Trying to get a simple mixture model of MvNormal dists working. I have two components, with true mixture weights of 0.6,0.4 (in the model I use symmetric-Dirichlet as the prior on the weights).
Both components use MvNormal.dist() as the component distribution. Both use the same covariance matrix, which I give the true values (not trying to learn the covs). The Mu for both dists, I model as two separate Gaussian Processes but having the same zero mean and squared-exp cov function of the same length scale (again, I give the actual cov matrix).
I draw 10 Thetas from the mixture, and for each of the 10 I randomly, exhaustively measure over the input space. I provide the likelihood of those measurements as Normal dist, with mean at that Theta’s input location and sd of the measurement noise (which is small in this toy problem).
I also draw an extra 3 Thetas that don’t get any measurements. Total of 13 Thetas (10 with exhaustive measurements, 3 without any measurements).
the main issue is that for those extra Thetas (without measurements), it’s almost as if the sampler has decided to assign each of them almost exclusively to one of the mixture components! Why would it do that?? In the code notebook link above, I plot the last 1000 samples from the trace for all three of these, and they are all almost exclusively only showing samples from one of the mixture components. And the sampler (on average) does show the correct mixture. So why isn’t the sampler having 60% of the samples like one component, and 40% of the samples like the other?? That is the correct behavior, in my understanding of a mixture model.
Is there any way I can improve the model coding – more efficiency/more vectorization? I’m guessing it is not possible, in the way I have my model set-up. But just was curious if there was more I could do to make it better.
(minor thing) Even though the average weight values from the scalar are correct, they vary quite a lot over the samples. I guess this is because there are “only” 10 total Thetas from the mixture, which seems like a decent amount to me, but maybe it needs hundreds to cut the variance down significantly?
A brief answer (sorry I dont have much time to dig deep into it):
Yes this is normal sampling from a mixture. There is no good solution in high dimension unfortunately. One possible is to compute the posterior covariance matrix of all mixture component and use that as mass matrix. Because otherwise NUTS will just adapt to the local geometry and explore one local mode. But doing that you might see sampling problem like poor mixing etc.
Unfortunately you need to use a for loop as we dont have good support for high dimensional multivariate normal.
Thanks @junpenglao ! Understand you don’t have time to dig, but could you try to provide a bit more detail from what you know off the top of your head (without digging deep into math or the code)?
“Yes this is normal sampling from a mixture.

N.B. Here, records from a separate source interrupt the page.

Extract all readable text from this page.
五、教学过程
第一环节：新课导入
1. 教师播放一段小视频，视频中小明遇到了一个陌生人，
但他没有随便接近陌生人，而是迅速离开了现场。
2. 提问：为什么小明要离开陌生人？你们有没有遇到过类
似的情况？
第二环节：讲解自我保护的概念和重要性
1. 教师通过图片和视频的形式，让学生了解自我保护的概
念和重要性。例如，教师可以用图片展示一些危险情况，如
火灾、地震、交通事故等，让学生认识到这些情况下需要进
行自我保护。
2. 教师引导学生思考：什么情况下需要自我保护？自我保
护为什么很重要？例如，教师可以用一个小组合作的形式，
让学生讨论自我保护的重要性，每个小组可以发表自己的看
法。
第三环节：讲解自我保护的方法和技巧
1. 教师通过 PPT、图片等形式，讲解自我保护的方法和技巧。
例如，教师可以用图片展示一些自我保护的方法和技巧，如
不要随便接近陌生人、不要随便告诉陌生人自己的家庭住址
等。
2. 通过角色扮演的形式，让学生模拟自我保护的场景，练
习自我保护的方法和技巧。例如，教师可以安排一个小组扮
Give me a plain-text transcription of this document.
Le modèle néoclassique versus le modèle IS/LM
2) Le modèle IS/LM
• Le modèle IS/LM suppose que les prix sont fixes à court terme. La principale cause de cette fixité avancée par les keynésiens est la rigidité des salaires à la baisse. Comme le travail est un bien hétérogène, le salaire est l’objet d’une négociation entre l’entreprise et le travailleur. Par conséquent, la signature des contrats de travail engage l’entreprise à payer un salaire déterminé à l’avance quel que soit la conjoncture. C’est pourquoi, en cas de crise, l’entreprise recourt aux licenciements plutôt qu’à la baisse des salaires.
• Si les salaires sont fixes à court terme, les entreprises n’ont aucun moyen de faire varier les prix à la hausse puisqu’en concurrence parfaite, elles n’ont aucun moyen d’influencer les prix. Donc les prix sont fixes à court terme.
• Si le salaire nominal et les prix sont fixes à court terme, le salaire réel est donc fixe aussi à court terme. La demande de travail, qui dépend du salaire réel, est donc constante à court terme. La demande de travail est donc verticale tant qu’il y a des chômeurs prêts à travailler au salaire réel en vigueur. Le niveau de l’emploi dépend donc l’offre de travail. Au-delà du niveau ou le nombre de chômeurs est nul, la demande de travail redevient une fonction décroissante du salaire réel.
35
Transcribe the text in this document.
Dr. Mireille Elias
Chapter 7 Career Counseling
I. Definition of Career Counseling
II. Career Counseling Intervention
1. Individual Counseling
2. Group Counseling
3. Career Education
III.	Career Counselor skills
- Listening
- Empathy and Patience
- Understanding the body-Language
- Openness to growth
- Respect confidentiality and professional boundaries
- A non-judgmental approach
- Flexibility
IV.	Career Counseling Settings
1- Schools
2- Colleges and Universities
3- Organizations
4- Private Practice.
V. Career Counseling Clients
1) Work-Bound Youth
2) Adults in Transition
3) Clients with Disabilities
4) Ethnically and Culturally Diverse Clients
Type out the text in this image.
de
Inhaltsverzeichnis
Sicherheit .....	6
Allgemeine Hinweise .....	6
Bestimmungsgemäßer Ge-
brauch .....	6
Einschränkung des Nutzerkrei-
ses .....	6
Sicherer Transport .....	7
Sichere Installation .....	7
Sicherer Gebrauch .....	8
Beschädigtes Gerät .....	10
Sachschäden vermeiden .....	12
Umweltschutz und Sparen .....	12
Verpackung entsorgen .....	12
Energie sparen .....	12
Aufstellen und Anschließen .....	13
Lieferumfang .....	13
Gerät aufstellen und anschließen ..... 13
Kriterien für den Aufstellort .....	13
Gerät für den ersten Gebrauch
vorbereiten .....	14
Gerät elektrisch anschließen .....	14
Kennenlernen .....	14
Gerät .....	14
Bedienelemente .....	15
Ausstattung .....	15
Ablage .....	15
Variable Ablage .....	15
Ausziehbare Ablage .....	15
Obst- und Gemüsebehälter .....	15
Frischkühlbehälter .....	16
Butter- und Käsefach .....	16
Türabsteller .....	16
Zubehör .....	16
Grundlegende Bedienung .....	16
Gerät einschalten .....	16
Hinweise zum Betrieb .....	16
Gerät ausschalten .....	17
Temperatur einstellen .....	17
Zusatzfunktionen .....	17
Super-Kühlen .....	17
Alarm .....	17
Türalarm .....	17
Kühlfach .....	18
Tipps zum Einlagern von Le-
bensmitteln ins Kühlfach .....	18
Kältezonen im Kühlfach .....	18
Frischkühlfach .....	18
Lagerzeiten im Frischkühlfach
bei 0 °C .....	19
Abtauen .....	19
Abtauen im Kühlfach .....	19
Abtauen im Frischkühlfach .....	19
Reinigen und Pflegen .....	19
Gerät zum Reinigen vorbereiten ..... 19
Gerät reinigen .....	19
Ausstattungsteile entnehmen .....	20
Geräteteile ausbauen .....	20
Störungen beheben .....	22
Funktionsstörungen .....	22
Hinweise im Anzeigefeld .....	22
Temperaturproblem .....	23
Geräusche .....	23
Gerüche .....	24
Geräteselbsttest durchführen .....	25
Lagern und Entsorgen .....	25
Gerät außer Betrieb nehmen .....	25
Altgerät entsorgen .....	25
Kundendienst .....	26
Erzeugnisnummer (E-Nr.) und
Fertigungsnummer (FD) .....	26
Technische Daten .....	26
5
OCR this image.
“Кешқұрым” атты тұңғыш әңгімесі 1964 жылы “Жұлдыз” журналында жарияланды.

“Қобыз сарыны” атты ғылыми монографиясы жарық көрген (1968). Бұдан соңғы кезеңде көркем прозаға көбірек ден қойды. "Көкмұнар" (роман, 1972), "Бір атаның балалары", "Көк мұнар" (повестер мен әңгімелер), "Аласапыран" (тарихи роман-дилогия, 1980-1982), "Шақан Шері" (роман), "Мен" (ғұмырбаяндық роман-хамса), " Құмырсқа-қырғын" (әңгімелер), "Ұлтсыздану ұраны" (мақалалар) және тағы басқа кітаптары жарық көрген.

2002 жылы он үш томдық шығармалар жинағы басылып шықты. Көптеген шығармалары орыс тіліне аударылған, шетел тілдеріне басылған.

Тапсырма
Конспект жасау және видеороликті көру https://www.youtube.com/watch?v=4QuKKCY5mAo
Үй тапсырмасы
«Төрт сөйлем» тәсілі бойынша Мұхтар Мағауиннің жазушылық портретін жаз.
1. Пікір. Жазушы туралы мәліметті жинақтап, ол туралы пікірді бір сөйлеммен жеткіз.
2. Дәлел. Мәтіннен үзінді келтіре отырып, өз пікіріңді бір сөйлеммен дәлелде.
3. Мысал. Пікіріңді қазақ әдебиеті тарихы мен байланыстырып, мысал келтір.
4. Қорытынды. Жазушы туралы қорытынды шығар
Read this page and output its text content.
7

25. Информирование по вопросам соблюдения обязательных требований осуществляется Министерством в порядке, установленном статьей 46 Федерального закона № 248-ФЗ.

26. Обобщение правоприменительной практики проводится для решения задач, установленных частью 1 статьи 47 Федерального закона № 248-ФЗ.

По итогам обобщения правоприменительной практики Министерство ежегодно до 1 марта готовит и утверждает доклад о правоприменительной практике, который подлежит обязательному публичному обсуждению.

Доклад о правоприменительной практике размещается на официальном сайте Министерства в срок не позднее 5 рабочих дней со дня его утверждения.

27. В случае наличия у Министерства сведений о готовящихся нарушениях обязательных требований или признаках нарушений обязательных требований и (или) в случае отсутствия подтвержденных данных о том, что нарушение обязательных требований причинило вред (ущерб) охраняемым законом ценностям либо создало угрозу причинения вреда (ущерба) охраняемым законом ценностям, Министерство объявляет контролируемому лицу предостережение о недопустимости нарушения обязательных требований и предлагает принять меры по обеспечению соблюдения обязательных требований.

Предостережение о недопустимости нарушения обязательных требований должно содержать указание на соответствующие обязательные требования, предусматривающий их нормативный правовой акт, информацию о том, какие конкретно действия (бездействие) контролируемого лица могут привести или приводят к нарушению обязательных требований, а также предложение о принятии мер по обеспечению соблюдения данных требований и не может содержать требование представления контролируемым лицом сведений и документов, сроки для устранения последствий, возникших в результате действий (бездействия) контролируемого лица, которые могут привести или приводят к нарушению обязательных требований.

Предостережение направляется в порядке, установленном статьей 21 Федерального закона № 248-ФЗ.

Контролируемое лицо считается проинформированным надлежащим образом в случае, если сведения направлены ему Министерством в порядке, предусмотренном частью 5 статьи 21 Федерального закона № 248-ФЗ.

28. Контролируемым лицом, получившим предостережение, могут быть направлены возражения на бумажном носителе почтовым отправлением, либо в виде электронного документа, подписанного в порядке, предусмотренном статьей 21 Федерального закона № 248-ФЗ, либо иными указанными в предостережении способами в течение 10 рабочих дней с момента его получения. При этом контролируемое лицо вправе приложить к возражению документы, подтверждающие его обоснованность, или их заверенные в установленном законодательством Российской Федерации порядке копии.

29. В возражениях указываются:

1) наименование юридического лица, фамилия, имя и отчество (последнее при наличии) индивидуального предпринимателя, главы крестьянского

There is no good solution in high dimension unfortunately.”
My input space in this toy example only has 3 locations (in one spatial dimension), so it’s not really high dimension. Unless you’re talking the size of the model (# of Thetas)? I don’t understand why the sampler would not have the trace for those “extra” Thetas (without measurements) be 60% of one component and 40% of the other, instead of what looks like 99.9% of one component and 0.1% of the other.
“NUTS will just adapt to the local geometry and explore one local mode”
This must be the core issue, but I don’t understand what this means. Can a different sampler do this in pymc3, other than NUTS? Or can you suggest if I can try a different package altogether (Stan?), although I really prefer to stay with pymc3 since I’m comfortable in it!
What I’m trying to do basically is show that as you incorporate more and more measurements of the overall population (Thetas) – ie, as you gain more and more knowledge of the mixture weights and sub-population means – that the uncertainty of the “next” (N+1) Theta (with no measurements) drops down more and more until it essentially approaches the limit, which would be like perfect knowledge of the mixture.